Guinée-Bissau : Le pays des coups d'État et du gumbe
La Guinée-Bissau est le pays africain qui a connu le plus de coups d'État par habitant. Ce petit pays de 2 millions d'habitants, coincé entre le Sénégal et la Guinée, a connu quatre coups d'État réussis depuis 1980, plusieurs tentatives, et une instabilité chronique. Le narcotrafic — la cocaïne colombienne transite par Bissau vers l'Europe — a gangrené l'État. Mais derrière ce chaos, il y a un peuple créole qui danse le gumbe et refuse de désespérer.
L'État Narco
La Guinée-Bissau est devenue une plaque tournante du narcotrafic dans les années 2000. Les cartels latino-américains ont corrompu l'armée, la police, les politiciens. Les avions chargés de cocaïne atterrissaient sur des pistes clandestines. L'économie légale — noix de cajou principalement — ne peut rivaliser avec l'argent de la drogue. L'État est fantomatique, les infrastructures inexistantes.

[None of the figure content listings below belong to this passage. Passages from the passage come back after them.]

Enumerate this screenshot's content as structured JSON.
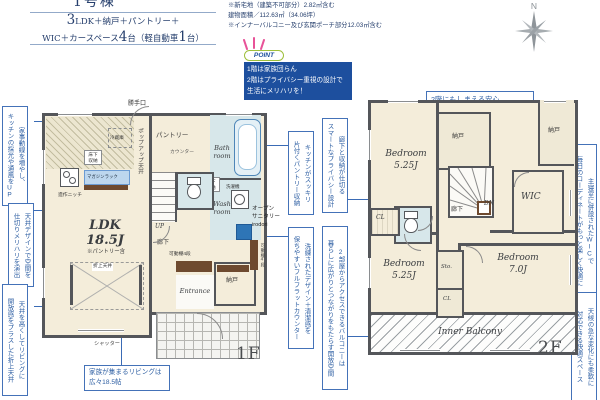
{
  "header": {
    "unit_label": "1号棟",
    "plan_big_1": "3",
    "plan_rest_1": "LDK＋納戸＋パントリー＋",
    "plan_pre_2": "WIC＋カースペース",
    "plan_big_2": "4",
    "plan_mid_2": "台（軽自動車",
    "plan_big_3": "1",
    "plan_post_2": "台）",
    "note_1": "※新宅地（建築不可部分）2.82㎡含む",
    "note_2": "建物面積／112.63㎡（34.06坪）",
    "note_3": "※インナーバルコニー及び玄関ポーチ部分12.03㎡含む",
    "compass_n": "N"
  },
  "point": {
    "badge": "POINT",
    "body": "1階は家族団らん\n2階はプライバシー重視の設計で\n生活にメリハリを！"
  },
  "callouts": {
    "left_kitchen": "家事動線を増やし、\nキッチンの採光や通風をUP",
    "left_ceiling": "天井デザインで空間を\n仕切りメリハリを演出",
    "left_living": "天井を高くしてリビングに\n開放感をプラスした折上天井",
    "mid_pantry": "キッチンがスッキリ\n片付くパントリー収納",
    "mid_privacy": "廊下と収納が仕切る\nスマートなプライバシー設計",
    "mid_counter": "洗練されたデザイン＋清潔感を\n保ちやすいフルフラットカウンター",
    "mid_balcony": "2部屋からアクセスできるバルコニーは\n暮らしに広がりとつながりをもたらす開放空間",
    "right_storage": "2階にもしまえる安心\n片付けが続く住まい",
    "right_wic": "主寝室に併設されたWICで\n毎日のコーディネートがもっと楽しく快適に",
    "right_balcony": "天候の急な変化にも柔軟に\n対応できる快適スペース",
    "living_size": "家族が集まるリビングは\n広々18.5帖"
  },
  "floor1": {
    "label": "1F",
    "katteguchi": "勝手口",
    "reizouko": "冷蔵庫",
    "yukashita_kitchen": "床下\n収納",
    "popup_ceiling": "ポップアップ天井",
    "magazine_rack": "マガジンラック",
    "zousaku_niche": "造作ニッチ",
    "pantry": "パントリー",
    "counter": "カウンター",
    "bath": "Bath\nroom",
    "yukashita_wash": "床下\n収納",
    "wash": "Wash\nroom",
    "sentakuki": "洗濯機",
    "open_sanitary": "オープン\nサニタリー\nirodori",
    "up": "UP",
    "rouka": "廊下",
    "kadoudana_h": "可動棚4段",
    "kadoudana_v": "可動棚4段",
    "nando": "納戸",
    "entrance": "Entrance",
    "ldk": "LDK\n18.5J",
    "ldk_note": "※パントリー含",
    "oriage_tenjou": "折上天井",
    "shutter": "シャッター"
  },
  "floor2": {
    "label": "2F",
    "bedroom_nw": "Bedroom\n5.25J",
    "nando_mid": "納戸",
    "nando_ne": "納戸",
    "dn": "DN",
    "rouka": "廊下",
    "wic": "WIC",
    "cl_w": "CL",
    "bedroom_sw": "Bedroom\n5.25J",
    "sto": "Sto.",
    "cl_mid": "CL",
    "bedroom_se": "Bedroom\n7.0J",
    "balcony": "Inner Balcony"
  }
}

La Force Ubuntu : Créolité et Carnaval
La Guinée-Bissau est un pays créole — le kriol est la lingua franca, mélange de portugais et de langues africaines. Cette identité créole transcende les ethnies (Balantes, Peuls, Manjacks). Le carnaval de Bissau, avec ses masques et ses danses, est une explosion de joie. Le gumbe — musique née des quartiers populaires — fait danser tout le pays. Les solidarités familiales compensent l'absence de l'État.
« Fidju di terra ka ta perde si raiz »
L'enfant du pays ne perd pas ses racines
— Proverbe kriol
La Guinée-Bissau nous enseigne que la joie peut survivre au chaos, et que la musique est parfois le seul gouvernement qui fonctionne.